Trends in the Sunbelt
The combination of strong migration and rapid economic recovery in the last year led to tight market conditions in the Sunbelt.
Occupancy levels climbed, in some cases reaching record highs, while annual rent growth accelerated into double-digit territory and surpassed 20% in several markets. This surge in demand helped fuel a development boom, and construction pipelines are at or near levels unseen in decades.
This rapid supply response began to outpace demand slightly, a sign of developer optimism more than a decline in renter demand. Occupancy levels ticked down in Sunbelt cities where development hurdles are relatively low, including Phoenix and Las Vegas. The increase in available units, particularly amenity-loaded apartments, led to a slowing of rent growth trends.
In California, particularly coastal metropolitan areas where development activity is more constrained, supply has yet to catch up to demand.
With a strengthening recovery from pandemic-related business restrictions and return of migration into urban centers, occupancy generally trended higher. The strong demand pushed rents higher, with tech-focused neighborhoods in the Bay Area outpacing rent growth of many suburban submarkets. Asking rent growth also accelerated in San Francisco and Silicon Valley after lagging the country thus far during the recovery period.
Notably, rent growth of luxury units, reflecting renters-by-choice, and multi-bedroom units led the market. Overall, the average asking rent nearly recovered to pre-pandemic levels in the Bay Area, though in-place rents remain lower in many communities.
Capital Markets Effect on Multifamily Housing
The Federal Reserve will likely play catch-up for not having normalized rates early by aggressively raising rates at each of its meetings in 2022. With the capital markets pricing in continued increases to the federal funds rate, expectations of potential real estate returns will likely adjust as well.
Though the cost of debt may increase further, complicating apartment acquisitions and refinancing activity, the primary risk of the Fed’s rapid tightening will be whether it can avoid a hard landing recession.
If the Federal Reserve, despite its track record, manages to tame inflation without causing more than a modest and short-lived recession, the multifamily segment would remain one of the stronger commercial real estate sectors.
Renter demand would be bolstered by higher mortgage rates with the decline in single family affordability leading to households renting for longer.

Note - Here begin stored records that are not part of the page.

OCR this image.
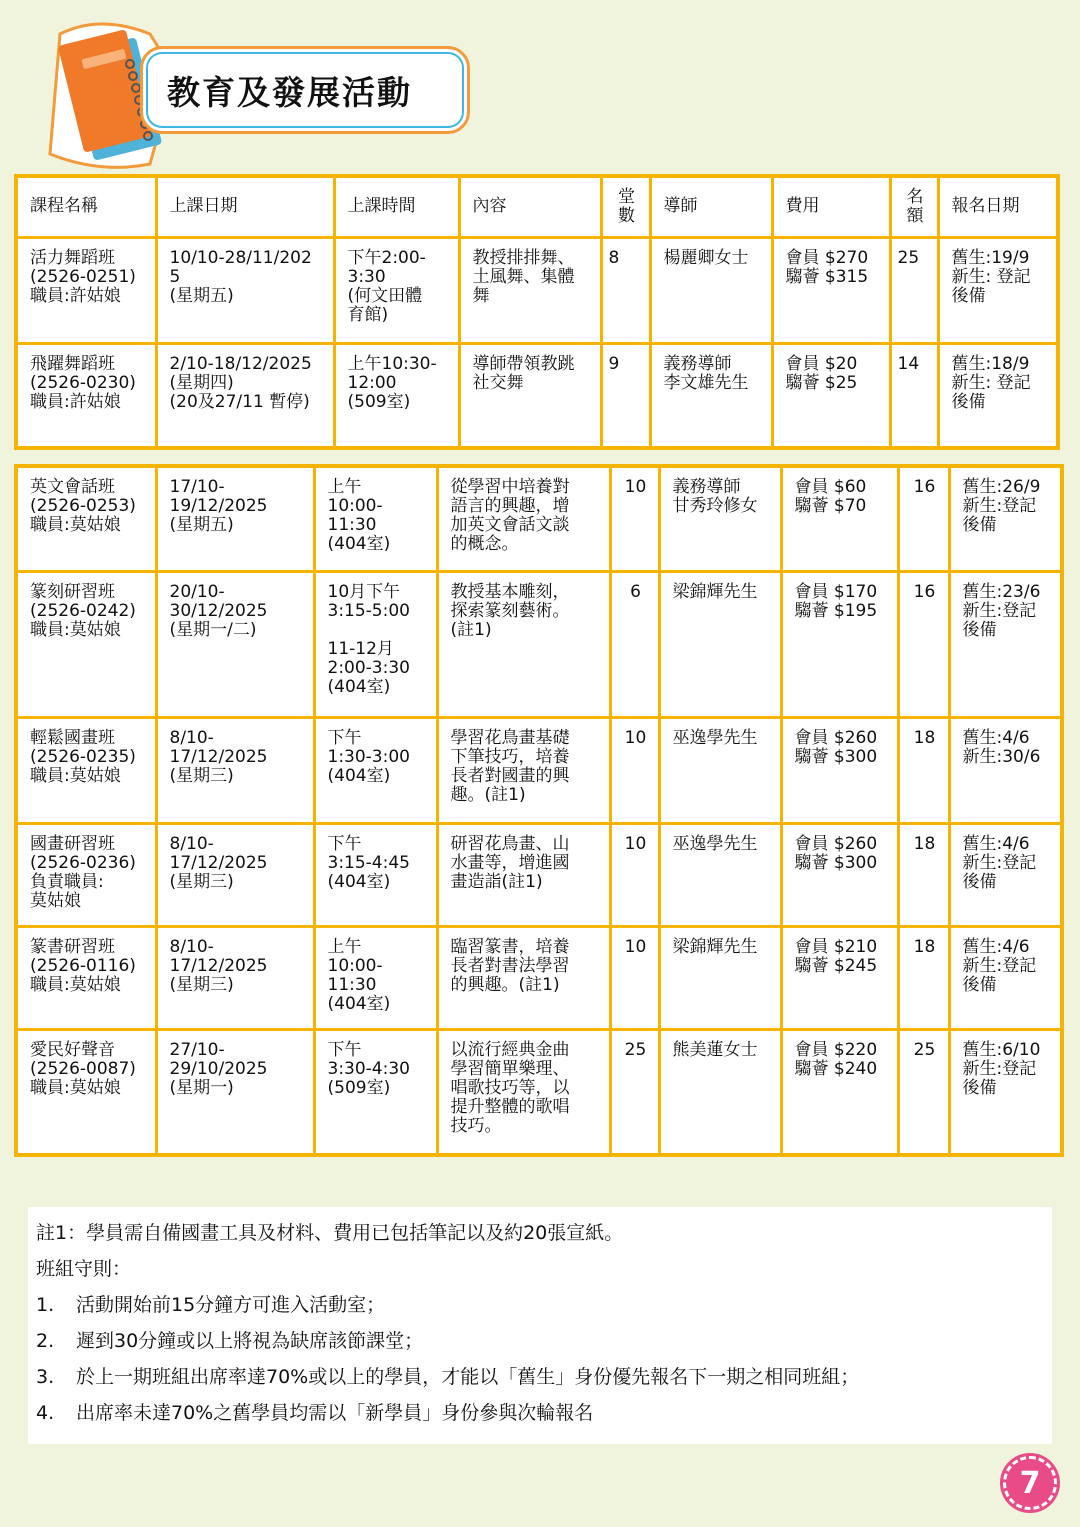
教育及發展活動
課程名稱	上課日期	上課時間	內容	堂
數	導師	費用	名
額	報名日期
活力舞蹈班
(2526-0251)
職員:許姑娘	10/10-28/11/2025
(星期五)	下午2:00-
3:30
(何文田體
育館)	教授排排舞、
土風舞、集體
舞	8	楊麗卿女士	會員 $270
騶薈 $315	25	舊生:19/9
新生: 登記
後備
飛躍舞蹈班
(2526-0230)
職員:許姑娘	2/10-18/12/2025
(星期四)
(20及27/11 暫停)	上午10:30-
12:00
(509室)	導師帶領教跳
社交舞	9	義務導師
李文雄先生	會員 $20
騶薈 $25	14	舊生:18/9
新生: 登記
後備
英文會話班
(2526-0253)
職員:莫姑娘	17/10-
19/12/2025
(星期五)	上午
10:00-
11:30
(404室)	從學習中培養對
語言的興趣，增
加英文會話文談
的概念。	10	義務導師
甘秀玲修女	會員 $60
騶薈 $70	16	舊生:26/9
新生:登記
後備
篆刻研習班
(2526-0242)
職員:莫姑娘	20/10-
30/12/2025
(星期一/二)	10月下午
3:15-5:00

11-12月
2:00-3:30
(404室)	教授基本雕刻，
探索篆刻藝術。
(註1)	6	梁錦輝先生	會員 $170
騶薈 $195	16	舊生:23/6
新生:登記
後備
輕鬆國畫班
(2526-0235)
職員:莫姑娘	8/10-
17/12/2025
(星期三)	下午
1:30-3:00
(404室)	學習花鳥畫基礎
下筆技巧，培養
長者對國畫的興
趣。(註1)	10	巫逸學先生	會員 $260
騶薈 $300	18	舊生:4/6
新生:30/6
國畫研習班
(2526-0236)
負責職員:
莫姑娘	8/10-
17/12/2025
(星期三)	下午
3:15-4:45
(404室)	研習花鳥畫、山
水畫等，增進國
畫造詣(註1)	10	巫逸學先生	會員 $260
騶薈 $300	18	舊生:4/6
新生:登記
後備
篆書研習班
(2526-0116)
職員:莫姑娘	8/10-
17/12/2025
(星期三)	上午
10:00-
11:30
(404室)	臨習篆書，培養
長者對書法學習
的興趣。(註1)	10	梁錦輝先生	會員 $210
騶薈 $245	18	舊生:4/6
新生:登記
後備
愛民好聲音
(2526-0087)
職員:莫姑娘	27/10-
29/10/2025
(星期一)	下午
3:30-4:30
(509室)	以流行經典金曲
學習簡單樂理、
唱歌技巧等，以
提升整體的歌唱
技巧。	25	熊美蓮女士	會員 $220
騶薈 $240	25	舊生:6/10
新生:登記
後備

註1：學員需自備國畫工具及材料、費用已包括筆記以及約20張宣紙。

班組守則：

1.	活動開始前15分鐘方可進入活動室；

2.	遲到30分鐘或以上將視為缺席該節課堂；

3.	於上一期班組出席率達70%或以上的學員，才能以「舊生」身份優先報名下一期之相同班組；

4.	出席率未達70%之舊學員均需以「新學員」身份參與次輪報名

7
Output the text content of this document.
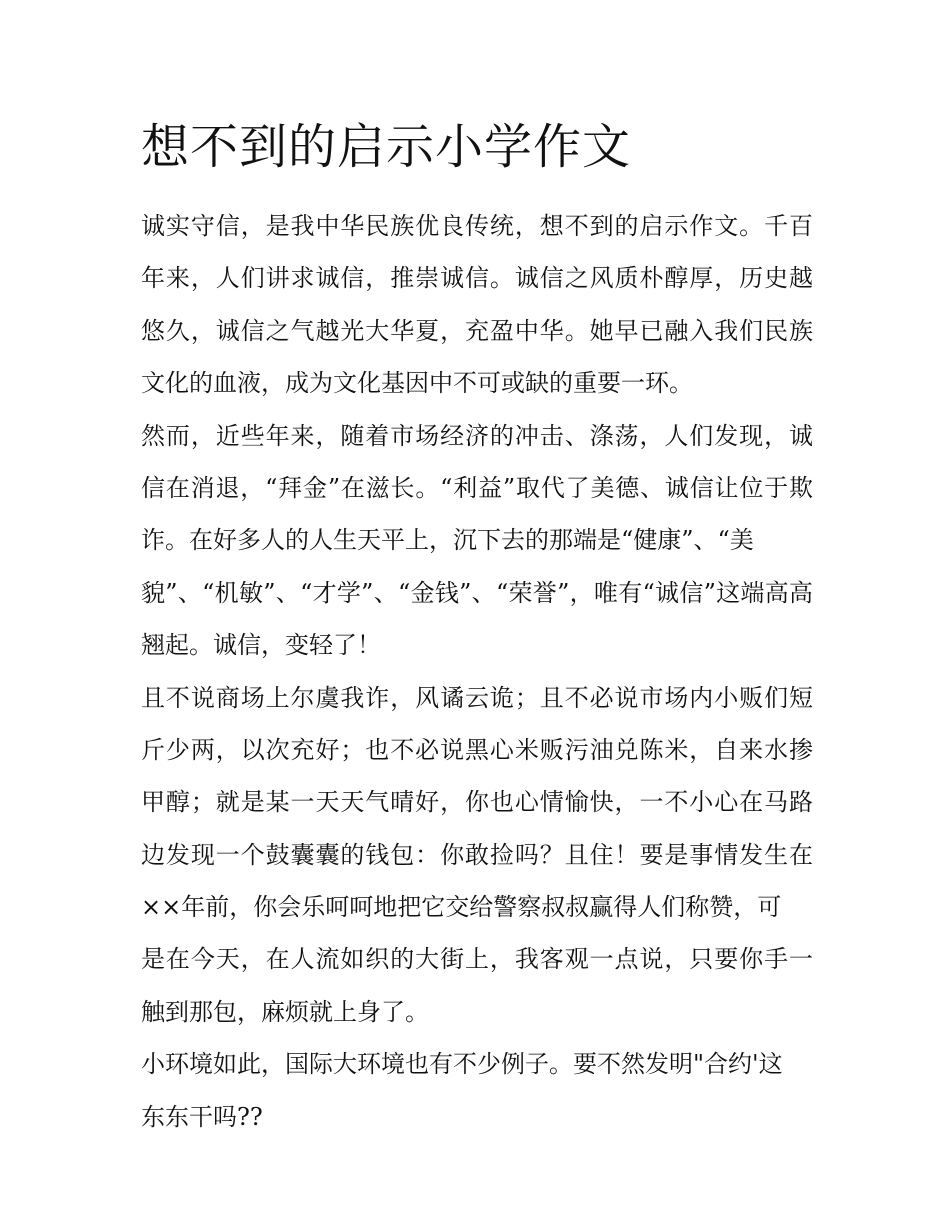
想不到的启示小学作文
诚实守信，是我中华民族优良传统，想不到的启示作文。千百
年来，人们讲求诚信，推崇诚信。诚信之风质朴醇厚，历史越
悠久，诚信之气越光大华夏，充盈中华。她早已融入我们民族
文化的血液，成为文化基因中不可或缺的重要一环。
然而，近些年来，随着市场经济的冲击、涤荡，人们发现，诚
信在消退，“拜金”在滋长。“利益”取代了美德、诚信让位于欺
诈。在好多人的人生天平上，沉下去的那端是“健康”、“美
貌”、“机敏”、“才学”、“金钱”、“荣誉”，唯有“诚信”这端高高
翘起。诚信，变轻了！
且不说商场上尔虞我诈，风谲云诡；且不必说市场内小贩们短
斤少两，以次充好；也不必说黑心米贩污油兑陈米，自来水掺
甲醇；就是某一天天气晴好，你也心情愉快，一不小心在马路
边发现一个鼓囊囊的钱包：你敢捡吗？且住！要是事情发生在
××年前，你会乐呵呵地把它交给警察叔叔赢得人们称赞，可
是在今天，在人流如织的大街上，我客观一点说，只要你手一
触到那包，麻烦就上身了。
小环境如此，国际大环境也有不少例子。要不然发明"合约'这
东东干吗??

Additionally, a rise in construction materials and financing costs may curtail development activity, supplementing the shortage of housing that persists throughout much of the country.
Apartment Cap Rates
Further cap rate compression is unlikely with cap rates for apartments in the 3% to 4% range, depending upon location and asset quality and while the 10-year Treasury yield approaches 3%.
If cap rates rise, assets need to produce strong rent growth for returns to remain positive.
Should cap rates normalize in the 5%–6% range, roughly a 100–200 base point increase from current levels yet still lower than long-term averages, renters would be unable to bear the level of rent growth needed, and investors would fall short of return targets.
The demand for higher quality housing is likely to remain elevated, particularly in coastal cities and growing secondary markets. Rental demand is relatively more resilient than other real estate sectors, as housing demand is somewhat inelastic.
Additionally, the ability of government sponsored enterprises to provide the apartment market with affordable capital options during all cycles leads to greater stability of asset values. The surge in apartment rents may slow in the coming months from the record levels, but continued job and wage gains should support rent growth higher than the long-term average.
Though pricing may be in flux, debt capital should remain available, with the Federal Home Mortgage Corporation projecting a 5%–10% increase in purchase originations in 2022.
Apartment market fundamentals will likely remain strong, and comparatively the sector has greater demand characteristics over the long term than other real estate sectors, but the realities of elevated inflation and higher interest rates shouldn’t be underestimated.